Design Recommendation: To review listing content at the end of onboarding, present in the form of a full listing preview that links back to onboarding questions to make edits.



STAGE THREE

Maintaining a listing.


This stage includes the portal called partner central where users are able to make edits or updates to their listing once it’s already live. The goal of previews at this stage is to see listing edits reflected from the perspective of a traveler. To accomplish this the preview must:

  • Address any discrepancies between the traveler perspective and the partners editing experience
  • Minimize steps partner has to make between editing listing content and referencing previews
  • Communicate how the listing appears in different contexts (mobile vs desktop, full page listing vs card, differing brands etc)
  • Give partners active feedback on how they can make their listing better

Because partner central was going through a total design upheaval at the time of working on this project, I decided against formulating a design recommedation for this stage.


Reflecting on my time at Expedia...


From hosting my first ideation workshop to proposing design solutions to 100+ multidisciplinary designers across the company over the course of the summer, this internship pushed me in more ways that I could have imagined. With this exploratory of a project, there were several loose threads and next steps that I would have loved to have more time to follow through with:

Addressing Gaps: I had the opportunity to meet with the traveler engineering team to identify technical blockers early on in the ideation process. I would have loved to present my findings to them to get their insight on where best to prioritize preview implemention and what specific technical blockers might need to be considered at those stages.

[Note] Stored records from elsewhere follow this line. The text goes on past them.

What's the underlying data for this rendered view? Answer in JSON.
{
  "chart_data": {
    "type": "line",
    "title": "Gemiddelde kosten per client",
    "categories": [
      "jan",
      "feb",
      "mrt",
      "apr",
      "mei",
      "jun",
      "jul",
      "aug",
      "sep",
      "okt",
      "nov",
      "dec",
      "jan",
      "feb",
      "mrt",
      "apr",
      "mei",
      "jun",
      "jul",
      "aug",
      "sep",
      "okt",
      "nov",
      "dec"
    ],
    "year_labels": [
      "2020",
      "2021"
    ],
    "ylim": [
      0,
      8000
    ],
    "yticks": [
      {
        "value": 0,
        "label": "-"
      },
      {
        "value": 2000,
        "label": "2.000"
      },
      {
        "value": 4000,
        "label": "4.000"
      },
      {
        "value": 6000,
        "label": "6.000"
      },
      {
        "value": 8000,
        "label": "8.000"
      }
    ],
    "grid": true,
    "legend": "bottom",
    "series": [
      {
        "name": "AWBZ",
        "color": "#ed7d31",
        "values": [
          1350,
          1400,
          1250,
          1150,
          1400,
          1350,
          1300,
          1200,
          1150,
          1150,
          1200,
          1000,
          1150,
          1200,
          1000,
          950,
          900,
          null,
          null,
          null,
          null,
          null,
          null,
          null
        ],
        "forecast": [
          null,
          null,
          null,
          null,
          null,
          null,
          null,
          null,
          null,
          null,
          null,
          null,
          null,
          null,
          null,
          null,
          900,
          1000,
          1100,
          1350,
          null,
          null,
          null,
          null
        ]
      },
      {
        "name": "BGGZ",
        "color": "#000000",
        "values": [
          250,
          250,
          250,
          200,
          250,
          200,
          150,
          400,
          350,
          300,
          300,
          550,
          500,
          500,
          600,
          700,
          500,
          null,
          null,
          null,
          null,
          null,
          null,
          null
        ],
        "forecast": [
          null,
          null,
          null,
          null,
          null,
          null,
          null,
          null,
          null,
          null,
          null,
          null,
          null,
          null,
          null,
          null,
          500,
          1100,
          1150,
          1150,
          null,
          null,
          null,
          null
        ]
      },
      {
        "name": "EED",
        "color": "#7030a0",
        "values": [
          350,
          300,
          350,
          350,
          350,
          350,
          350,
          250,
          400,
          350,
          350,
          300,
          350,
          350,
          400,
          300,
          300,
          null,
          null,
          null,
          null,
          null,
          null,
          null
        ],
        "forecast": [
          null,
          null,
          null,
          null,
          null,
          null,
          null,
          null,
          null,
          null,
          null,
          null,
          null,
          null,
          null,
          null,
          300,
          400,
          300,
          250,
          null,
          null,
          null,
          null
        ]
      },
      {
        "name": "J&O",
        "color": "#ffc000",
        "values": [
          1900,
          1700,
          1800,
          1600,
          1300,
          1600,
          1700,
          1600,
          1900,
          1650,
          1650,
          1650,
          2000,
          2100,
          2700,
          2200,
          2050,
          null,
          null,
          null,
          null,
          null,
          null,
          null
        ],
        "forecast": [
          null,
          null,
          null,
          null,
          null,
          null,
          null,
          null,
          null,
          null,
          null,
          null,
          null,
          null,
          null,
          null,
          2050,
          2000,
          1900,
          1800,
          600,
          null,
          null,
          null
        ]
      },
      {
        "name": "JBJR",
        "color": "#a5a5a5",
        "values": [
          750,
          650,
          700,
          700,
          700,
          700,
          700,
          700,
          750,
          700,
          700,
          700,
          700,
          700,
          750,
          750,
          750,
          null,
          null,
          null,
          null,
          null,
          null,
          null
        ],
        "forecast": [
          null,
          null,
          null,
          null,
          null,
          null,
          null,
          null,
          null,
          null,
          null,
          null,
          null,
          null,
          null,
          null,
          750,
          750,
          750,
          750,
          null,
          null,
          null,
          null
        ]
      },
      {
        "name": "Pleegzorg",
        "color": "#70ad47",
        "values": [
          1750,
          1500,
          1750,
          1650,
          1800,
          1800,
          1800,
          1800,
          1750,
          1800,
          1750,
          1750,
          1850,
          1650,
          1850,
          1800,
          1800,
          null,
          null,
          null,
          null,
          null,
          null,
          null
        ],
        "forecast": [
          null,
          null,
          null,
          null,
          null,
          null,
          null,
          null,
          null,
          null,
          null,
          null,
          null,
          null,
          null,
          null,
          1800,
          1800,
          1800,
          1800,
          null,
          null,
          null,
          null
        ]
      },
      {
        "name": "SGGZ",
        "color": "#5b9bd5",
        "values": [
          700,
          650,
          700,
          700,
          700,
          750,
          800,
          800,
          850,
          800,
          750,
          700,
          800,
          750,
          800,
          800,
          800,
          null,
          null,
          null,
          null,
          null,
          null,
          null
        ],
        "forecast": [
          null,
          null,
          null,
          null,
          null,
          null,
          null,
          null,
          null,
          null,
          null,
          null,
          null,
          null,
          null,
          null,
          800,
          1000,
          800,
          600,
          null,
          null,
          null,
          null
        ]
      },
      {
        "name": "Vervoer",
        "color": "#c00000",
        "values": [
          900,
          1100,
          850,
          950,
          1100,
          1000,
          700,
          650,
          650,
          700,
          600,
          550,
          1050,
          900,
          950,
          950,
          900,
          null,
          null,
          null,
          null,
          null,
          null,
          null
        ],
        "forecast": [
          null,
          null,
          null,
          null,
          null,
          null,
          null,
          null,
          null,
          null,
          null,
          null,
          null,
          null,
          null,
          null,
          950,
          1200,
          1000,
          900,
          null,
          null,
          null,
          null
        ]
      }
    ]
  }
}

Prioritization: While I did meet with several product managers throughout this exploration and got their insight that the review stage would provide the most business impact, I would have liked to seek and visualize more of these specific business leads to better communicate my reasoning for the proposed roadmap.

Validate: Lastly, while I was able to create some quick mid-fi mockups for design proposals, I would have loved to develop a more fleshed out MVP preview to test with partners based on measurable desired outcomes.